Cocoa Valley s’exporte à l’international

Le chocolatier, basé à Villaz (74), déménage et installe une deuxième usine de production en Suisse.

Depuis son lancement en septembre 2018, Cocoa Valley a connu une croissance exponentielle. Il est actuellement basé à Villaz – son siège social et son premier magasin (depuis son déménagement à Pièces de Saint-Martin) – et à Épagny, l’entreprise déménagera au printemps dans de nouveaux bureaux à Épagny, non loin du site de production principal (et de son magasin). L’intégralité de la production y sera rapatriée en 2023. “Les installations de Villaz où nous produisons les pâtes à tartiner et les chocolats au gianduja sont très limitées”, explique Serges Ngassa, co-fondateur de Cocoa Valley avec sa femme Carine. D’ici 2027, l’entreprise de chocolat envisage déjà de construire son propre bâtiment, sur 2 000 m2, éventuellement dans la région d’Annecy.

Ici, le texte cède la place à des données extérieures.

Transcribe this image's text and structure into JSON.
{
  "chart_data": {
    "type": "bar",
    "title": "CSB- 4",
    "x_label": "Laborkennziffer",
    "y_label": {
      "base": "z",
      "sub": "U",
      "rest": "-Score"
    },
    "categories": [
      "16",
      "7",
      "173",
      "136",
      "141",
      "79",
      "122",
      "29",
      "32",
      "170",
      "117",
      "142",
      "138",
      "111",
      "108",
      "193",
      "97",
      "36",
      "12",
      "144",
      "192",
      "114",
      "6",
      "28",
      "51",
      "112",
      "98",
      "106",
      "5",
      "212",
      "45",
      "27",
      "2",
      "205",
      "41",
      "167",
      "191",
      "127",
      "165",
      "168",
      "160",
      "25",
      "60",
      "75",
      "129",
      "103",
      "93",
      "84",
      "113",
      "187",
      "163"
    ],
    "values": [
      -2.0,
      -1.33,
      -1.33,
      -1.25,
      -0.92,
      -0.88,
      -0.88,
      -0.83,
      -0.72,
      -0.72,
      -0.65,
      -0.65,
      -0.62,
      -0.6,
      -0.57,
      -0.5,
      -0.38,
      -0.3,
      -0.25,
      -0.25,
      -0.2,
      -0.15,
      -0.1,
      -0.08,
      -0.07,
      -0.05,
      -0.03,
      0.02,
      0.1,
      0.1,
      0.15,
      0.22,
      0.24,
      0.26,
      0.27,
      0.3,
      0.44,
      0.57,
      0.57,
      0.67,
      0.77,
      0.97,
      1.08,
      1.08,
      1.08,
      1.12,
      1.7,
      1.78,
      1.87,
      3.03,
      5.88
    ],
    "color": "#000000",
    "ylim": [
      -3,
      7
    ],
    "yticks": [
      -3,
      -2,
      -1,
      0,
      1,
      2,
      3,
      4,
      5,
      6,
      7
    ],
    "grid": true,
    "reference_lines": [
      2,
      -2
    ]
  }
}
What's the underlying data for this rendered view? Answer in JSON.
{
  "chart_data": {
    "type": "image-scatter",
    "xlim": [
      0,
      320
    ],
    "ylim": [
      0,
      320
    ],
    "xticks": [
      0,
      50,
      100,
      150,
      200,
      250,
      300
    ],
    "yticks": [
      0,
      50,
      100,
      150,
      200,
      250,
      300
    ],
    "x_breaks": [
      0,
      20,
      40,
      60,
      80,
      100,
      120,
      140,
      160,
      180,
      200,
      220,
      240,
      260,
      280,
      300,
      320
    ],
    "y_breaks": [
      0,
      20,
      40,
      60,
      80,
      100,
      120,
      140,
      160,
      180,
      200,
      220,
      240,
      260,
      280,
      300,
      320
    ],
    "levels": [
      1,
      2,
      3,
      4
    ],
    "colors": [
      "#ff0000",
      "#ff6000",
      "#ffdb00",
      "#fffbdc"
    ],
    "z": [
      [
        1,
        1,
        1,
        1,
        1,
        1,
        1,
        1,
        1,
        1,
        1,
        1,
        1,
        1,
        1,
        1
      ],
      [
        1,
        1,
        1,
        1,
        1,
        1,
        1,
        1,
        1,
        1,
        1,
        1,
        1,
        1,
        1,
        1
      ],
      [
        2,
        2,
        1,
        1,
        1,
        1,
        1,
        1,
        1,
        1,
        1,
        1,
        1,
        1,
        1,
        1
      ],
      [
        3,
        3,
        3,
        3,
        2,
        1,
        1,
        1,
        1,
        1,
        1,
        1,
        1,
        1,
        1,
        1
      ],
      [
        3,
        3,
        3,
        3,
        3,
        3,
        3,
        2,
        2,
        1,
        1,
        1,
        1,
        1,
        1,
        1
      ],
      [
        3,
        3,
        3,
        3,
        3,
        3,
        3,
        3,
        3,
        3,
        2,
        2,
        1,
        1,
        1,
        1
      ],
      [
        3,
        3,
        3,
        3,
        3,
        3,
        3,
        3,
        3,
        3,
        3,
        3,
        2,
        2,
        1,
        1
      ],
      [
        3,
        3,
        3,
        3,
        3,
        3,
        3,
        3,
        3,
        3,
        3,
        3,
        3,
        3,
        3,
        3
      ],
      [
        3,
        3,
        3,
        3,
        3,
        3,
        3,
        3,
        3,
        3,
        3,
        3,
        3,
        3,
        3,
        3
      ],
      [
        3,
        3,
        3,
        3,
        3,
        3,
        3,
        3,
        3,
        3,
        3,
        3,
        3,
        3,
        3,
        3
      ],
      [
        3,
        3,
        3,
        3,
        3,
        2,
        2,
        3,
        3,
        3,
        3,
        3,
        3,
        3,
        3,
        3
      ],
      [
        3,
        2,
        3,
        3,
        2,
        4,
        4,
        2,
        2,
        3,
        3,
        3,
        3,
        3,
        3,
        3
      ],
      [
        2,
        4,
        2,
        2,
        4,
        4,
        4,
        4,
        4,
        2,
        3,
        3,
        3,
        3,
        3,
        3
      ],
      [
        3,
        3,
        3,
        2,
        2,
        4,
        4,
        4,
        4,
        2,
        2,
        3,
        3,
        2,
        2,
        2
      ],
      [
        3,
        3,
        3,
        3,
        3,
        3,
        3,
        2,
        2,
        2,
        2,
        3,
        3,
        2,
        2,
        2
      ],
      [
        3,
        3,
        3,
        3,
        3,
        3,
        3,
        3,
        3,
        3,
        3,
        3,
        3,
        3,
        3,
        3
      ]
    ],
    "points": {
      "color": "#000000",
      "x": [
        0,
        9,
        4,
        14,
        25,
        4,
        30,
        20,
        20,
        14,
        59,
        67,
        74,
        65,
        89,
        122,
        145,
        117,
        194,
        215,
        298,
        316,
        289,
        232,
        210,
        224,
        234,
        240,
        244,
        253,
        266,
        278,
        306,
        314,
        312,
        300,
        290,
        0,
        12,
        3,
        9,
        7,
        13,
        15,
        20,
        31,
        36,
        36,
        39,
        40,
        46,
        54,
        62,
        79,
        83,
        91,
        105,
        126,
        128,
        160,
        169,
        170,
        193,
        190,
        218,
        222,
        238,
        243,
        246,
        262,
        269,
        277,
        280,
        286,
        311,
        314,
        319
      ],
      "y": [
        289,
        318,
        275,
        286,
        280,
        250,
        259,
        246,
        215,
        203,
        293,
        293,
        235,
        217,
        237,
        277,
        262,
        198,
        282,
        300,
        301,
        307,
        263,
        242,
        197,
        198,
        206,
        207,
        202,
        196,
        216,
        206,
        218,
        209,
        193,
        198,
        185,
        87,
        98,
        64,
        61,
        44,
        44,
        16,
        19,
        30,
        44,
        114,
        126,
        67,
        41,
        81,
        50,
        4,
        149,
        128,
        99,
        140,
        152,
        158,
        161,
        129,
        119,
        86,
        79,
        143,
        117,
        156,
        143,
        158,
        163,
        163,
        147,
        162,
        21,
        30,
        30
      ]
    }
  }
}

De quoi faire face aux évolutions actuelles. A commencer par l’ouverture d’un centre de R&D pour développer son activité signature, dédiée à la création de chocolats sur-mesure en collaboration avec de grands chefs. Comme l’eau de cacao réalisée avec Maxime Meilleur, le chef triplement étoilé La Bouitte, à Saint-Martin-de-Belleville. Collaborations – comme avec Yoann Conte sur Maison bleueà Veyrier-du-Lac, ou encore à Thierry Court, Petit Bonheurà Grenoble – qu’il entend multiplier à l’avenir. « Je vais pouvoir approfondir mes recherches sur la matière et asseoir le savoir-faire artisanal de la Cocoa Valley. » Cet autodidacte passionné déborde d’idées. « Je prévois également de créer des recettes à partir de nos produits, pour Monsieur et Madame Tout le monde, en format vidéo en ligne. »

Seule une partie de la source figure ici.